Le nouveau procès a certes encore du chemin à parcourir, mais une partie du travail est déjà fait: les noms des victimes sont inscrits sur les boîtes remplies de documents médicaux qui permettent d'établir le lien de causalité entre l'exposition à l'amiante et le décès, ou qui regorgent d'informations sur l'histoire de chaque établissement italien d'Eternit. Selon des indiscrétions, une demande de renvoi devant la justice, pour homicide, de Schmidheiny serait imminente ou aurait déjà été déposée.
En parallèle, Guariniello et son équipe instruisent le dossier «Eternit ter», consacré aux travailleurs italiens morts après avoir été employés dans les fabriques suisses de Niederurnen et Payerne.
CC

 


Les victimes: « Nous allons de l'avant »
«Soit on abandonne, soit on recommence. On a pris un coup à l'estomac, mais il faut réagir et aller de l'avant.» Bruno Pesce, coordinateur du Comité des victimes de l'amiante et leader historique des batailles syndicales et sociales menées pour protéger la santé des travailleurs et des habitants de Casale Monferrato et pour y rétablir la justice bafouée, n'a aucun doute et reste optimiste pour l'avenir.
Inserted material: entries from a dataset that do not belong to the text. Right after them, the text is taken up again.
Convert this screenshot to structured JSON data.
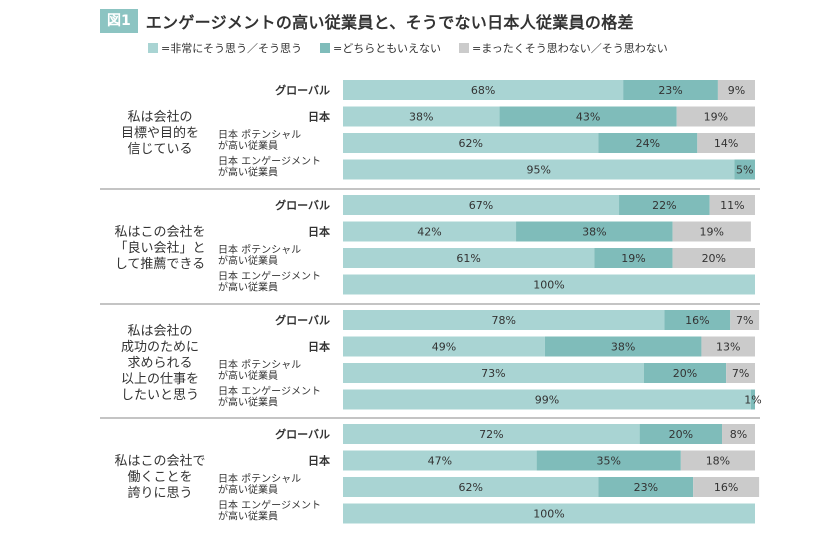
{
  "figure": {
    "badge": "図1",
    "title": "エンゲージメントの高い従業員と、そうでない日本人従業員の格差"
  },
  "colors": {
    "agree": "#a9d4d3",
    "neutral": "#7fbcba",
    "disagree": "#cbcbcb",
    "text": "#333333",
    "divider": "#888888"
  },
  "chart_data": {
    "type": "bar",
    "stacked": true,
    "horizontal": true,
    "xlim": [
      0,
      100
    ],
    "unit": "%",
    "legend": [
      "=非常にそう思う／そう思う",
      "=どちらともいえない",
      "=まったくそう思わない／そう思わない"
    ],
    "row_labels": [
      "グローバル",
      "日本",
      "日本 ポテンシャル\nが高い従業員",
      "日本 エンゲージメント\nが高い従業員"
    ],
    "groups": [
      {
        "question": "私は会社の\n目標や目的を\n信じている",
        "rows": [
          {
            "values": [
              68,
              23,
              9
            ],
            "labels": [
              "68%",
              "23%",
              "9%"
            ]
          },
          {
            "values": [
              38,
              43,
              19
            ],
            "labels": [
              "38%",
              "43%",
              "19%"
            ]
          },
          {
            "values": [
              62,
              24,
              14
            ],
            "labels": [
              "62%",
              "24%",
              "14%"
            ]
          },
          {
            "values": [
              95,
              5,
              0
            ],
            "labels": [
              "95%",
              "5%",
              ""
            ]
          }
        ]
      },
      {
        "question": "私はこの会社を\n「良い会社」と\nして推薦できる",
        "rows": [
          {
            "values": [
              67,
              22,
              11
            ],
            "labels": [
              "67%",
              "22%",
              "11%"
            ]
          },
          {
            "values": [
              42,
              38,
              19
            ],
            "labels": [
              "42%",
              "38%",
              "19%"
            ]
          },
          {
            "values": [
              61,
              19,
              20
            ],
            "labels": [
              "61%",
              "19%",
              "20%"
            ]
          },
          {
            "values": [
              100,
              0,
              0
            ],
            "labels": [
              "100%",
              "",
              ""
            ]
          }
        ]
      },
      {
        "question": "私は会社の\n成功のために\n求められる\n以上の仕事を\nしたいと思う",
        "rows": [
          {
            "values": [
              78,
              16,
              7
            ],
            "labels": [
              "78%",
              "16%",
              "7%"
            ]
          },
          {
            "values": [
              49,
              38,
              13
            ],
            "labels": [
              "49%",
              "38%",
              "13%"
            ]
          },
          {
            "values": [
              73,
              20,
              7
            ],
            "labels": [
              "73%",
              "20%",
              "7%"
            ]
          },
          {
            "values": [
              99,
              1,
              0
            ],
            "labels": [
              "99%",
              "1%",
              ""
            ]
          }
        ]
      },
      {
        "question": "私はこの会社で\n働くことを\n誇りに思う",
        "rows": [
          {
            "values": [
              72,
              20,
              8
            ],
            "labels": [
              "72%",
              "20%",
              "8%"
            ]
          },
          {
            "values": [
              47,
              35,
              18
            ],
            "labels": [
              "47%",
              "35%",
              "18%"
            ]
          },
          {
            "values": [
              62,
              23,
              16
            ],
            "labels": [
              "62%",
              "23%",
              "16%"
            ]
          },
          {
            "values": [
              100,
              0,
              0
            ],
            "labels": [
              "100%",
              "",
              ""
            ]
          }
        ]
      }
    ]
  }
}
«Le Ministère public a parlé de la primauté du droit sur la soif de justice. J'aurais envie d'ajouter que le droit du plus fort l'emporte sur celui du plus faible. Il serait temps, et nous le dirons à la commission des affaires juridiques du Sénat qui nous accordera prochainement une audition, d'amener l'Etat à prévoir dans ses actes législatifs et dans ses pratiques des garanties juridiques non seulement, comme ici, pour les gens qui commettent des crimes épouvantables, mais aussi pour leurs victimes! Ou est-ce trop demander?»
«Puisqu'il y a eu faute et qu'il ne saurait y avoir prescription pour les centaines de victimes qui vont hélas encore mourir, il faut à présent lancer un nouveau procès, mais cette fois pour homicide, poursuit Pesce. Même Franco Coppi, qui compte parmi ses clients Giulio Andreotti et Silvio Berlusconi, a admis que Schmidheiny est coupable, mais qu'il y a prescription. Autrement dit, il faudrait le condamner dans un procès pour homicide.»